KENAI (AP) -- Forcenergy Inc. has finished driving the pilings that hold its new Osprey platform in place.
The Miami-based company hopes to begin drilling in Cook Inlet by the end of October and have the first exploratory well completed by early next year.
''Now, we're hooking up the quarters and power,'' said Gary Carlson, vice president for Alaska operations. He said the company is waiting for the drilling rig to be trucked to Anchorage and loaded.
Nabors Alaska Drilling Inc. is bringing its Rig 429 from the North Slope to Osprey. Carlson said it will take about a month to bring the pieces and set them up to drill.

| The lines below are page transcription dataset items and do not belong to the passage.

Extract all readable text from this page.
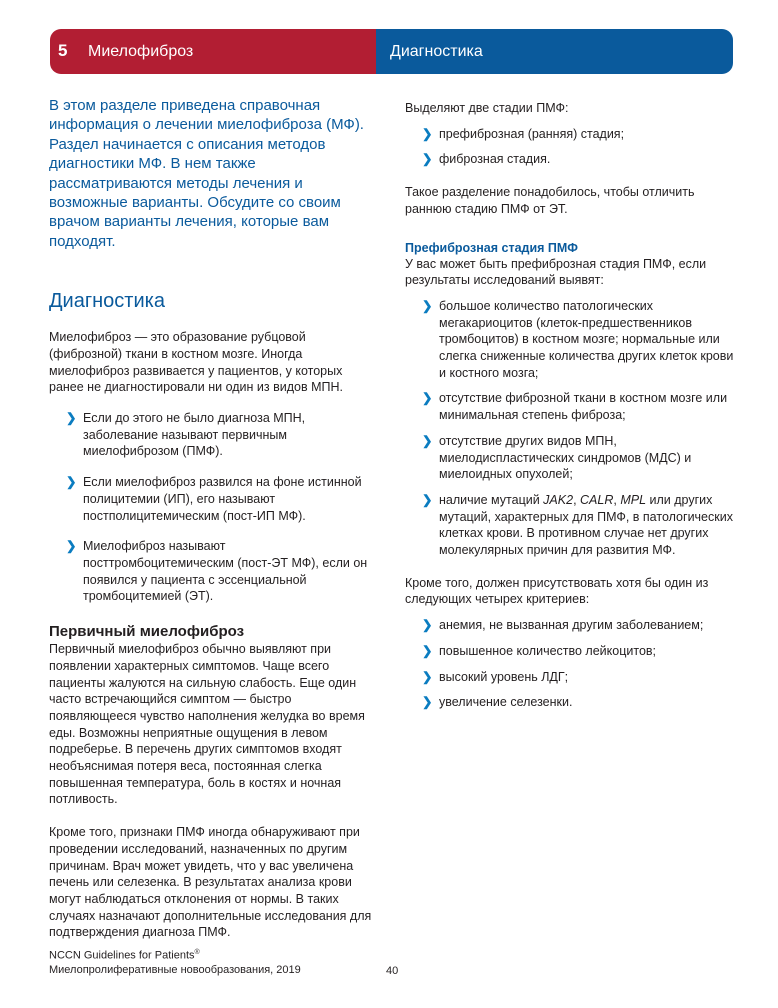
5 Миелофиброз	Диагностика

В этом разделе приведена справочная информация о лечении миелофиброза (МФ). Раздел начинается с описания методов диагностики МФ. В нем также рассматриваются методы лечения и возможные варианты. Обсудите со своим врачом варианты лечения, которые вам подходят.

Диагностика

Миелофиброз — это образование рубцовой (фиброзной) ткани в костном мозге. Иногда миелофиброз развивается у пациентов, у которых ранее не диагностировали ни один из видов МПН.

❯ Если до этого не было диагноза МПН, заболевание называют первичным миелофиброзом (ПМФ).
❯ Если миелофиброз развился на фоне истинной полицитемии (ИП), его называют постполицитемическим (пост-ИП МФ).
❯ Миелофиброз называют посттромбоцитемическим (пост-ЭТ МФ), если он появился у пациента с эссенциальной тромбоцитемией (ЭТ).
Первичный миелофиброз

Первичный миелофиброз обычно выявляют при появлении характерных симптомов. Чаще всего пациенты жалуются на сильную слабость. Еще один часто встречающийся симптом — быстро появляющееся чувство наполнения желудка во время еды. Возможны неприятные ощущения в левом подреберье. В перечень других симптомов входят необъяснимая потеря веса, постоянная слегка повышенная температура, боль в костях и ночная потливость.

Кроме того, признаки ПМФ иногда обнаруживают при проведении исследований, назначенных по другим причинам. Врач может увидеть, что у вас увеличена печень или селезенка. В результатах анализа крови могут наблюдаться отклонения от нормы. В таких случаях назначают дополнительные исследования для подтверждения диагноза ПМФ.

Выделяют две стадии ПМФ:

❯ префиброзная (ранняя) стадия;
❯ фиброзная стадия.

Такое разделение понадобилось, чтобы отличить раннюю стадию ПМФ от ЭТ.

Префиброзная стадия ПМФ

У вас может быть префиброзная стадия ПМФ, если результаты исследований выявят:

❯ большое количество патологических мегакариоцитов (клеток-предшественников тромбоцитов) в костном мозге; нормальные или слегка сниженные количества других клеток крови и костного мозга;
❯ отсутствие фиброзной ткани в костном мозге или минимальная степень фиброза;
❯ отсутствие других видов МПН, миелодиспластических синдромов (МДС) и миелоидных опухолей;
❯ наличие мутаций JAK2, CALR, MPL или других мутаций, характерных для ПМФ, в патологических клетках крови. В противном случае нет других молекулярных причин для развития МФ.

Кроме того, должен присутствовать хотя бы один из следующих четырех критериев:

❯ анемия, не вызванная другим заболеванием;
❯ повышенное количество лейкоцитов;
❯ высокий уровень ЛДГ;
❯ увеличение селезенки.
NCCN Guidelines for Patients®
Миелопролиферативные новообразования, 2019	40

Cook Inlet oil companies previously used a jack-up or floating rig to explore for oil and gas, then removed the equipment to build a production platform.
Forcenergy officials, however, took a different approach to explore the Redoubt Shoal prospect near West Foreland. Instead of importing a jack-up rig, they designed Osprey as an exploratory platform.
If the exploratory wells find sufficient oil and gas, Forcenergy will convert Osprey for production. If they fail, Forcenergy will move Osprey to another exploration site.
Carlson said Forcenergy has spent about $33.8 million on Osprey so far. Osprey is the first new platform installed on Cook Inlet since 1986.
Forcenergy permit applications to the U.S. Environmental Protection Agency suggest Redoubt Shoal could produce up to 25,000 barrels of oil and 4.3 million cubic feet of natural gas per day. That could nearly double the inlet's present oil production of roughly 32,000 barrels per day.
The first exploratory well, which is expected to cost about $5.5 million, will extend about 15,500 feet from the platform. It will reach not only down, but also about 6,000 feet to the side to find the hoped-for oil. It probably will be done by late January, Carlson said.